Había muchas cosas que Kartan quería saber, pero Jennifer y Robert estaban tan aturdidos por la magnitud de lo que había sucedido, que parecían incapaces de entender la pregunta más directa. Finalmente, Kartan se dirigió a ellos, diciéndoles:
No debemos permanecer aquí más tiempo, no vaya a ser que vuelvan los bárbaros.
—¿Quiénes son los bárbaros? —preguntó Robert.
—Es un pueblo salvaje del otro lado del mar que nos atacó cuando viajábamos por las tierras de más al norte. Se llevaron prisioneros a muchos de los nuestros y siguen persiguiendo a los que consiguieron escapar, no dejándoles volver a casa. Yo estaba con los que escaparon, pero volví a la tumba de Aetherix. Es muy duro ser separado de tu Elegido.
—¿Lo mataron los bárbaros? —preguntó Robert.
—¿Y los tuyos lo enterraron aquí? —quiso saber Jennifer.
Kartan afirmó con la cabeza.
—Eso fue lo que vi antes —le dijo Jennifer a Robert. Estaba más tranquila, como si hubiera encontrado una secuencia lógica dentro de aquellos extraños acontecimientos—. Te dije que era una tumba. Es verdad que vi algo.
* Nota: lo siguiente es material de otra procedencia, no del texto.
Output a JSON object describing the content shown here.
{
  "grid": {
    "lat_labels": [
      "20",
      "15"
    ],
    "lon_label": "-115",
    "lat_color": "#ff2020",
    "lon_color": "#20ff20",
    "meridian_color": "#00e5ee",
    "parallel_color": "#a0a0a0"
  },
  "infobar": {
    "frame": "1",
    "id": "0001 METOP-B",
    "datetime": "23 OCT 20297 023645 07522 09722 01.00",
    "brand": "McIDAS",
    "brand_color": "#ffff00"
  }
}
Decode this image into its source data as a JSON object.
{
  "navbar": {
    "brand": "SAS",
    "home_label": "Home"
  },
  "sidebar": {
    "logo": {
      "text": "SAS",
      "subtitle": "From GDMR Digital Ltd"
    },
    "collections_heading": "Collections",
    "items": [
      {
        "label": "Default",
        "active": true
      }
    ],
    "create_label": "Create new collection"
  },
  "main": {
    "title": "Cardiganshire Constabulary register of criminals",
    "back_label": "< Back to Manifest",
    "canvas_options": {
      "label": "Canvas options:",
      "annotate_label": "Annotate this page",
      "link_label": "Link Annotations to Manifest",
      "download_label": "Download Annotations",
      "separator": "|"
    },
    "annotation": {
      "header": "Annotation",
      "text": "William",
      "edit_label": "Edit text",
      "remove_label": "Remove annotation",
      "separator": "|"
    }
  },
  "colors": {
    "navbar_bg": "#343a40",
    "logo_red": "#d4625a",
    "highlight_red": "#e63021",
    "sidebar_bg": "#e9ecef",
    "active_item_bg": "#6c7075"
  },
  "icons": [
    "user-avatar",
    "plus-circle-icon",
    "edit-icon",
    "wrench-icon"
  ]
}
—Pero eso sucedió hace tres días —dijo Kartan—. ¿Lleváis aquí todo ese tiempo?
Jennifer movió la cabeza y luego preguntó:
—¿Y qué haces aquí si eso pasó hace tres días?
—He vuelto porque quería enterrar un dibujo junto a Aetherix. Es un dibujo de las piedras que él tanto amaba.
Kartan señaló las piedras con un gesto y, al hacerlo, Jennifer vio que tenía los nudillos de la mano derecha ensangrentados.
—¿Cómo te has hecho eso? —le preguntó.
—Me di un golpe con las piedras mientras excavaba.
Volviéndose hacia Robert, Jennifer dijo entusiasmada:
—¡La tercera piedra! Estaba excavando allí donde debería estar la piedra que falta.
Robert echó un vistazo al círculo de piedras. Kartan le había llamado el Círculo del Tiempo. Diez piedras verticales y tres enterradas bajo la tierra y las raíces. Las piedras, la niebla, las leyendas recordadas a medias… Estaba empezando a reunir todas las piezas, cuando un ligero movimiento entre los arbustos que rodeaban el círculo, muy cerca de donde habían encontrado a Kartan arrodillado, atrajo su atención. Por detrás de una de las piedras apareció una cara con barba.
—¡Alguien nos está vigilando! —dijo.
Kartan miró a su alrededor. Dando un salto, desapareció por detrás de la piedra que tenía más cercana y corrió hacia la oscuridad del bosque, gritando:
—Corred, corred. Es uno de ellos. Uno de los bárbaros.